Assistant parlementaire ou la pénibilité dans l'ombre d'un député

Publié le par Eligi Formation

Harcèlement moral, discrimination à la grossesse, licenciement sans préavis : à l'Assemblée nationale, où l'on vote la loi, de nombreux assistants parlementaires se plaignent que leur député-employeur prenne ses aises avec le droit du travail.

"Sur les 2.300 collaborateurs parlementaires actuellement en exercice, on ne compte plus aujourd'hui ceux qui sont licenciés sans motif, poussés à la démission sans indemnités, en arrêt-maladie pour cause de harcèlement moral ou sexuel", dénonçait en février l'Union syndicale des collaborateurs de parlementaires (USCP-UNSA).

"Moi, j'avais affaire à un +pervers maniaque+ qui jubilait à me harceler moralement. Combien de fois ai-je entendu: +vous êtes nulle+, +je ne vous supporte pas+...", raconte l'ex-assistante d'un député PS.

Depuis 2007, cette multi diplômée en droit coule des jours professionnels plus heureux auprès d'un autre élu socialiste.

"C'est un peu comme jouer à la loterie", résume une autre assistante, Marie (tous les prénoms ont été modifiés) qui affirme avoir pioché un très mauvais numéro, en 2007, avec son député UMP.

"Cela a commencé à mal se passer quand j'ai dit que j'étais enceinte, après la période d'essai", se souvient la jeune femme. Et son employeur mandate un de ses collègues UMP lui dire de "faire attention" à elle et à son bébé.

La situation n'a fait qu'empirer pendant son hospitalisation et après un accouchement difficile, poursuit la jeune maman, qui affirme avoir reçu trois lettres d'avertissement. L'une d'elles expliquait qu'elle n'avait "pas envoyé (ses) arrêts-maladie" et qu'elle avait "déserté (son) poste de travail".

"Risible!
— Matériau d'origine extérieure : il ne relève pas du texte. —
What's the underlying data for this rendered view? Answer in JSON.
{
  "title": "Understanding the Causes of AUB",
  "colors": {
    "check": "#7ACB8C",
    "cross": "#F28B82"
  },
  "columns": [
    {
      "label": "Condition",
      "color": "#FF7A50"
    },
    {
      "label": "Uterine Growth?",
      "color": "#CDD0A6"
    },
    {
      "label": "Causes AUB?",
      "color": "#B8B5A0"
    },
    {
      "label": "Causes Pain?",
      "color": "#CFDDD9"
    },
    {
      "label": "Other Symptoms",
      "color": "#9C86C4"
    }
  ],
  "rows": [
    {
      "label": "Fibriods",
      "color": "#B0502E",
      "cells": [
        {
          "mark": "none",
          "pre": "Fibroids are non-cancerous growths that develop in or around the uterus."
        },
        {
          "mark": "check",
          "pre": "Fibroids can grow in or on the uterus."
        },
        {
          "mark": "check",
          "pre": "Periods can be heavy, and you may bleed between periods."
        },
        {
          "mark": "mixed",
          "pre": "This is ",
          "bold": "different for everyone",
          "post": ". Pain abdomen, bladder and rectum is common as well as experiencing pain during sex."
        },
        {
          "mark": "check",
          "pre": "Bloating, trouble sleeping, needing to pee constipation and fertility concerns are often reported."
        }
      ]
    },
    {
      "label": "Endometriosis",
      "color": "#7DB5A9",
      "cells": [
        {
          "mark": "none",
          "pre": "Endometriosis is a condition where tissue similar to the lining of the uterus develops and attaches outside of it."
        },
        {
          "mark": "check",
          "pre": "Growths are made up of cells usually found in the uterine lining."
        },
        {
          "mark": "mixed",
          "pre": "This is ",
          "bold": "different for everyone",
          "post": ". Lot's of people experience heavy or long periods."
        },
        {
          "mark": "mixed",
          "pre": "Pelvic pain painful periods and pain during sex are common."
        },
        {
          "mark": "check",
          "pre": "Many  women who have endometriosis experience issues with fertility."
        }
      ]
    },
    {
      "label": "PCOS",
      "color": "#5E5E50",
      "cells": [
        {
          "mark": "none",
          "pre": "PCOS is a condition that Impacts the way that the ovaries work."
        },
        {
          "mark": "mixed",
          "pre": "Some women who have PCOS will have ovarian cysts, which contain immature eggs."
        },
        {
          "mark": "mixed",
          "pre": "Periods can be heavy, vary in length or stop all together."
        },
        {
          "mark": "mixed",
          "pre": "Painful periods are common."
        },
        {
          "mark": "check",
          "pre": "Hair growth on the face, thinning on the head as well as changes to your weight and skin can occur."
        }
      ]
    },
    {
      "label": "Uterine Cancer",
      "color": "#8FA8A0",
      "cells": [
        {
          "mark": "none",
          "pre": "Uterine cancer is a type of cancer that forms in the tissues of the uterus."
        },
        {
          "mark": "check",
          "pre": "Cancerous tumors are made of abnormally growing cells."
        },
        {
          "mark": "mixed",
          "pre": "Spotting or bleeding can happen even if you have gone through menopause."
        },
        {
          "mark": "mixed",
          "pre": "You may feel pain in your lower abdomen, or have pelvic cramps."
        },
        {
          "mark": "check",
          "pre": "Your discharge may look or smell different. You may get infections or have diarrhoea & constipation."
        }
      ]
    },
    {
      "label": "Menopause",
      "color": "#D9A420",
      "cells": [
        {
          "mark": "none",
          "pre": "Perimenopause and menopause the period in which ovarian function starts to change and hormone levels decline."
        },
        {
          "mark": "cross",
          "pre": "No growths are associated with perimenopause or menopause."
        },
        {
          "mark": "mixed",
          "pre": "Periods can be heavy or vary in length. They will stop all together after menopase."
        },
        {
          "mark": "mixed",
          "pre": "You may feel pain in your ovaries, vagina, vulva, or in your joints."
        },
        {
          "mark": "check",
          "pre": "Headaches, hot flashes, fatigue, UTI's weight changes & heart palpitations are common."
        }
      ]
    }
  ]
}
En fait, il essayait de m'abattre sur le plan psychologique", soupire celle qui a quitté son emploi avec sept mois d'indemnités au terme d'une "rupture conventionnelle"... et travaille désormais à mi-temps pour un autre député UMP, "adorable, humain".
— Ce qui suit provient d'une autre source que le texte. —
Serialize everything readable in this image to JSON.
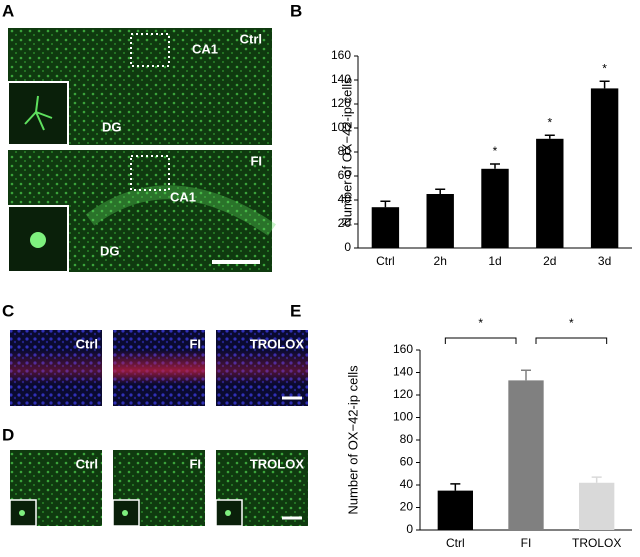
{
  "panel_labels": [
    "A",
    "B",
    "C",
    "D",
    "E"
  ],
  "panel_a": {
    "top": [
      "Ctrl",
      "CA1",
      "DG"
    ],
    "bottom": [
      "FI",
      "CA1",
      "DG"
    ]
  },
  "panel_c": [
    "Ctrl",
    "FI",
    "TROLOX"
  ],
  "panel_d": [
    "Ctrl",
    "FI",
    "TROLOX"
  ],
  "chart_data": [
    {
      "type": "bar",
      "ylabel": "Number of OX−42-ip cells",
      "categories": [
        "Ctrl",
        "2h",
        "1d",
        "2d",
        "3d"
      ],
      "values": [
        34,
        45,
        66,
        91,
        133
      ],
      "errors": [
        5,
        4,
        4,
        3,
        6
      ],
      "significance": [
        null,
        null,
        "*",
        "*",
        "*"
      ],
      "colors": [
        "#000000",
        "#000000",
        "#000000",
        "#000000",
        "#000000"
      ],
      "ylim": [
        0,
        160
      ],
      "yticks": [
        0,
        20,
        40,
        60,
        80,
        100,
        120,
        140,
        160
      ]
    },
    {
      "type": "bar",
      "ylabel": "Number of OX−42-ip cells",
      "categories": [
        "Ctrl",
        "FI",
        "TROLOX"
      ],
      "values": [
        35,
        133,
        42
      ],
      "errors": [
        6,
        9,
        5
      ],
      "colors": [
        "#000000",
        "#808080",
        "#d9d9d9"
      ],
      "comparisons": [
        {
          "pair": [
            0,
            1
          ],
          "label": "*"
        },
        {
          "pair": [
            1,
            2
          ],
          "label": "*"
        }
      ],
      "ylim": [
        0,
        160
      ],
      "yticks": [
        0,
        20,
        40,
        60,
        80,
        100,
        120,
        140,
        160
      ]
    }
  ]
}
Autre doléance: les licenciements arbitraires et/ou sans préavis.

Sophie a travaillé pendant six ans avec un député UMP. Un beau matin, "il m'a convoquée pour me proposer un mi-temps ou la porte". Elle refuse: "Il a fait couper mon portable. J'ai reçu un courrier de licenciement avec interdiction de revenir à l'Assemblée".

Autre exemple: Alice a travaillé pendant trois ans à quart-temps pour un ténor du PS "sans que celui-ci ne (la) rencontre une seule fois".

Elle a été licenciée pour "réorganisation de l'équipe" en 2007: "Il n'a d'abord pas pris la peine de me convoquer à un entretien préalable, comme le requiert le droit du travail. J'ai donc demandé à être reçue. En trois ans, je l'ai vu vingt petites minutes".

Interrogée en avril, Lucie était alors en arrêt maladie pour dépression après cinq ans au service d'un député UMP qui cherche à tout prix un mandat local après sa défaite aux cantonales en 2008.

Elle invoque un conflit de valeurs: "On me demande de communiquer pour faire la promotion d'un mec qui ne fait rien et qui, en plus, ment. J'ai craqué: déprime, somnifère, anxiolytique...".

Face à cette souffrance, Jean-François Cassant (UNSA-USCP) dénonce le refus des trois députés questeurs, responsables du buget de l'Assemblée, "de résoudre des problèmes du droit du travail".

Ces derniers invoquent la responsabilité individuelle des députés-employeurs. L'un d'eux, Richard Mallié (UMP), évoque même des situations tout autant pénibles pour les élus : "des députés me disent qu'ils +n'en peuvent plus+ de leurs collaborateurs".